1. Field of the Invention.

[0001] The present invention relates to devices used to cool an interior volume such as, but not limited to, a refrigerated truck. More particularly, the present invention relates to improvements on the configuration of existing cold beams and plates used as eutectic heat exchangers. Still more particularly, the present invention relates to eutectic heat exchangers configured to improve heat transfer between the eutectic material and the exterior of the eutectic surface of the eutectic material container.

2. Description of the Prior Art.

[0002] Containers primarily in the form of beams and plates are a means of refrigerating interior volumes such as, for example, truck bodies. The container is made of a thermally conductive material. A eutectic material in the form of phase change material (PCM) is contained within these containers. The PCM is of the type known to those skilled in the art and may include, but not be limited to, water containing salt, which has a lower freezing temperature than water. The PCM is conditioned to a temperature that enables the absorption of heat that exists within the interior volume, such as heat from the interior of a truck body. The latent heat of the PCM provides the container with a high heat absorption capacity. Mechanical

refrigeration is generally used to chill the PCM to a temperature that is below the transition point, generally from a liquid to a solid but it may also be from a gas to a liquid. For this purpose, internal refrigerant tubing is placed within the PCM inside the container. The refrigerant tubing is used to transfer heating and cooling energy to and from the PCM.

[0003] Refrigerant is initially run through the tubing to cool the PCM to a very cold liquid or even a solid. As the container containing PCM absorbs heat from its surroundings, its phase changes from liquid or solid, and water vapor in the atmosphere around the container may condense and freeze on the container’s exterior surface. The accumulated frost must be removed periodically. Most often this is done by running hot refrigerant gas through the refrigerant tubing within the PCM, which heats the PCM until the exterior surface temperature of the container is above the freezing point of the condensed and frozen water vapor, causing the ice to melt and drain away.

[0004] Because the PCM must be heated to temperatures well above the freezing point of water, this method is thermally inefficient, for the added heat must then be removed, increasing the amount of refrigeration that is needed to return the PCM to its desired cooling temperature. This heating and re-cooling of the PCM is not only inefficient, it is time consuming and a costly aspect of the eutectic cooling function.

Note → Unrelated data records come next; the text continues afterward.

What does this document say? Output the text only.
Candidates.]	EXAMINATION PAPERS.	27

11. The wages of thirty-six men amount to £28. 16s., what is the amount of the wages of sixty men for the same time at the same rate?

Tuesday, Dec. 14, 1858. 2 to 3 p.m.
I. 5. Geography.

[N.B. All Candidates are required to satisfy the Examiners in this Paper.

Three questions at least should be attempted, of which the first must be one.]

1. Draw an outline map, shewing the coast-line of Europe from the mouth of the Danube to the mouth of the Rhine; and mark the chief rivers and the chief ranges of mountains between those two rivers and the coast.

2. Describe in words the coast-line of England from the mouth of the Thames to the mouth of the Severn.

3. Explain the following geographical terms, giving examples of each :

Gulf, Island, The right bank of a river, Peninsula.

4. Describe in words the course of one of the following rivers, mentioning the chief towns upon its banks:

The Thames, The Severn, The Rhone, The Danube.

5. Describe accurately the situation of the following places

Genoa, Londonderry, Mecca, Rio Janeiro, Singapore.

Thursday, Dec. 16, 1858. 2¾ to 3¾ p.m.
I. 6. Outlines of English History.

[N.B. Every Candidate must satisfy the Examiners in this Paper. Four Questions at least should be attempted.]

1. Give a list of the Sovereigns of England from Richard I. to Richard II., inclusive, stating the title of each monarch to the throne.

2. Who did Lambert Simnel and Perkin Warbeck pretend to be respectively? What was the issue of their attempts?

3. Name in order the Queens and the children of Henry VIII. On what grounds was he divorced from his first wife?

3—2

[0005] Weight is also a problem with the current beam and plate designs of the PCM containers. This is especially true for the plate form of the container, which is fabricated from heavy gauge carbon steel sheets. Any added weight is detrimental to the economic operation of a refrigerated truck, for it increases fuel cost and reduces payload.

[0006] Therefore, what is needed is an improved eutectic heat exchange apparatus that enables better cooling and vapor removal functionality than currently exists. What is also needed is such a better eutectic heat exchange apparatus that does not add unnecessary weight to a vehicle or other structure that requires interior volume cooling.

SUMMARY OF THE INVENTION

[0007] It is an object of the present invention to provide an improved eutectic heat exchange apparatus that enables better cooling and vapor removal functionality than currently exists. It is also an object of the present invention to provide such a better eutectic heat exchange apparatus that does not add unnecessary weight to a vehicle or other structure that requires interior volume cooling.

[0008] These and other objects are achieved with the present invention, which is a eutectic heat exchange apparatus including a eutectic material container and a refrigerant conduit external to the container and the PCM. The apparatus may also include one or more optional internal heat transfer elements and one or more optional external heat exchange elements.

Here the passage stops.